Why bingo and live-dealer move differently from slots
Bingo halls and live-dealer tables include operator-side variables that pure RNG slots do not — community pot allocation, host pacing, side-bet take rates, and (for bingo) card-purchase distribution. Even a hall whose mathematical RTP is fixed by the provider can drift quarter-to-quarter on the observed side because of cadence and occupancy shifts. The January 2026 delta confirms the operator side has been quiet: every hall and table moved less than ±0.10 points, well inside any reasonable noise band.
Reading the table
| Category | Largest mover | Δ | Inside ±0.30? |
|---|---|---|---|
| Bingo hall | Jili Bingo 75-Ball | -0.08 | Yes |
| Live-dealer | Crazy Time | -0.04 | Yes |
What a re-bench would have triggered
- If Jili Bingo 75-Ball had moved -0.32 instead of -0.08, the Jili vs Bingo Plus showdown RTP row would flip from a 0.20-point Jili lead to a tie.
- If Crazy Time had moved -0.40 instead of -0.04, the Evolution flagship row in our Pragmatic vs Evolution provider showdown would lose its 96.08% anchor.
- If Lightning Roulette ever drifted below 97.00%, the Evolution multiplier-bet structure would no longer pencil out as the top live-dealer row on our slot-movers companion table.
Pros / cons of a quarterly cadence
| Pros | Cons |
|---|---|
| Damps short-run variance — a hot week of bonus rounds can't push a verdict | Lags fast operator-side changes (cadence tweaks, host rotations) by up to 90 days |
| Aligns with PAGCOR audit cycles for licensed PH operators | Cannot detect mid-quarter promotional RTP boosts |
| Sample floor enforces statistical confidence on every cell | Provisional titles (under-floor) are excluded, leaving gaps in the registry |
FAQ
Why ±0.30 RTP points as the re-bench threshold?
It is roughly two standard errors on a 15,000-spin sample at 96% RTP, so a delta inside the band is statistically indistinguishable from sample noise.
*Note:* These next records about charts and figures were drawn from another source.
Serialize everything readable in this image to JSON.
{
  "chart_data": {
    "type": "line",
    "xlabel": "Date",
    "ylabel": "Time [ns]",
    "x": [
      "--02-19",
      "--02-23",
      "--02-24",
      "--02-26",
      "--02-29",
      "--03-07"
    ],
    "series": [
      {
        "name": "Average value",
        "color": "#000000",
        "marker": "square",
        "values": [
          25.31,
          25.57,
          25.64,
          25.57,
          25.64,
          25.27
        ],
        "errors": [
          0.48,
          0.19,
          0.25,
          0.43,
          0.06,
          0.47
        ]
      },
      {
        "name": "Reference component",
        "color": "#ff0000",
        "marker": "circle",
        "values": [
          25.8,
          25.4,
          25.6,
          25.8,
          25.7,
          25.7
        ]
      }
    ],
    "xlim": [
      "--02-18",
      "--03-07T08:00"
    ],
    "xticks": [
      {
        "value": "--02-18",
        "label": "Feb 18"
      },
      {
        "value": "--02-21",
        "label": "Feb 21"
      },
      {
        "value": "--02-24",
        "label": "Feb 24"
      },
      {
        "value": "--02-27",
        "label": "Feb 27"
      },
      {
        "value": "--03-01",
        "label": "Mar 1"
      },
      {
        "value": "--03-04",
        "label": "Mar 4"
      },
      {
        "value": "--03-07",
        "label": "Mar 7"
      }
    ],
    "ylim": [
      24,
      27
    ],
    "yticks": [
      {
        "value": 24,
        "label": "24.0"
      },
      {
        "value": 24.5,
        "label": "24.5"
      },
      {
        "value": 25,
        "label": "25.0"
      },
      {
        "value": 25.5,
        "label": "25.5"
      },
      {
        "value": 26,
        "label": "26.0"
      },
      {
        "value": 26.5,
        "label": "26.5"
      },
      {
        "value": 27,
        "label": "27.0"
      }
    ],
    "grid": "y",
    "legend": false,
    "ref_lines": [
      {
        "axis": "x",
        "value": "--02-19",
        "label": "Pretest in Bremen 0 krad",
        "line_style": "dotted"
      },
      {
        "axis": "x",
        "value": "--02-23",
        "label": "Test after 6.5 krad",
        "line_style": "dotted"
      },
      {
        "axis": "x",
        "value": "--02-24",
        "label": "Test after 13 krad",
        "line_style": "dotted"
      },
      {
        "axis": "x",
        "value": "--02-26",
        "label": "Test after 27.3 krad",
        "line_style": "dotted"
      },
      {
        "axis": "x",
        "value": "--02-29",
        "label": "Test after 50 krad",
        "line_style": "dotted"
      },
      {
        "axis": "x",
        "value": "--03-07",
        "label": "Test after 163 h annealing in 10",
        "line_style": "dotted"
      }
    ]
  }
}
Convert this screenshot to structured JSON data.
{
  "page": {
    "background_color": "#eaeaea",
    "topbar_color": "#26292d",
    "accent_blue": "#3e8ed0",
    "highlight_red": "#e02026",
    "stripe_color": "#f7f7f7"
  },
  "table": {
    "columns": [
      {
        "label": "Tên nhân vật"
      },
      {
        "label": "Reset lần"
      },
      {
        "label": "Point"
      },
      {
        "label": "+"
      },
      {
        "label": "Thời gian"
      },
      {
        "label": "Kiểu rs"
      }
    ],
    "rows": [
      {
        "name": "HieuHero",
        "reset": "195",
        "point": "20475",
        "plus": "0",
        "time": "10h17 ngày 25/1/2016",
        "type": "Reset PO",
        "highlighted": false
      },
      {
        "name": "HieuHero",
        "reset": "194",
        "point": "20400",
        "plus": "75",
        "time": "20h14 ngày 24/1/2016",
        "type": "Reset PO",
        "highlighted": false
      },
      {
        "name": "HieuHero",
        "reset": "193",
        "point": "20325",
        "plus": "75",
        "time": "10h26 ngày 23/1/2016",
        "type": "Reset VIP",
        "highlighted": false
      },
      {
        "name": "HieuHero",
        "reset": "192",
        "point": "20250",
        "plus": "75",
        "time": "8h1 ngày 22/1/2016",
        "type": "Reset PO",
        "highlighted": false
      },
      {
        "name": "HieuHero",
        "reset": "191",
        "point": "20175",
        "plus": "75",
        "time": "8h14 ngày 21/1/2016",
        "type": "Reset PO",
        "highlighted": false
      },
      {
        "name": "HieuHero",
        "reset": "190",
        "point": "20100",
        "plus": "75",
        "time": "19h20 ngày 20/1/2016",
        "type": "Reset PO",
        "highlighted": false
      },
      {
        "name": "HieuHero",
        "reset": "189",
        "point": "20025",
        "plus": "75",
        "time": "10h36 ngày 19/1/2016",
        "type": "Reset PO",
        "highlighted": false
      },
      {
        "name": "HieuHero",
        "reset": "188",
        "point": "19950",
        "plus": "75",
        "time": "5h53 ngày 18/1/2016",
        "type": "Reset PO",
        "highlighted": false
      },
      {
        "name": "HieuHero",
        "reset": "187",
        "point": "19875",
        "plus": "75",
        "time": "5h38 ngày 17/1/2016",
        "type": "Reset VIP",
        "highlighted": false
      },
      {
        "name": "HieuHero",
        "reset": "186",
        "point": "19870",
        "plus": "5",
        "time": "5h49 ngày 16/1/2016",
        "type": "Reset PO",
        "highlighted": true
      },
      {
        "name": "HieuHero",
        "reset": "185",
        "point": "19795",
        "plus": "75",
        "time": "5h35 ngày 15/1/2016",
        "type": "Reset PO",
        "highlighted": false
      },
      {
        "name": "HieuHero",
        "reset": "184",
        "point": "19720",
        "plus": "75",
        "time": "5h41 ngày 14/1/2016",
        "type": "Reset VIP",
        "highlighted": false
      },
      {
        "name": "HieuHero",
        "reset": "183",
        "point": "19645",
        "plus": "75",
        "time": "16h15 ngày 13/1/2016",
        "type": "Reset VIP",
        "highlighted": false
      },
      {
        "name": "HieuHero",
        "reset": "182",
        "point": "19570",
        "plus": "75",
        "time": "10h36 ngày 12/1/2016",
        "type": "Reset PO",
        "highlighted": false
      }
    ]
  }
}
Anything outside it is more likely a real shift than a coincidence.
Are operator-altered RTP variants tracked separately?
Yes. Where a provider ships multiple RTP versions (e.g. 96.50% / 95.50% / 94.00% Pragmatic Play builds), the registry tags the version under test and the delta column compares like-for-like only.
Why is Lightning Roulette so consistent?
Its 97.30% headline excludes Straight-Up bets — the multiplier mechanic on Straight-Ups runs at a separate, lower RTP. Aggregate observed numbers therefore bunch tightly around 97.30% as long as bet-mix stays steady on the floor.
Does the table include Bingo Plus side-bets?
No. Side-bets such as the Jackpot Fridays ₱500,000 progressive share of the pool are tracked in a separate side-bet RTP column and are not part of the main hall RTP row.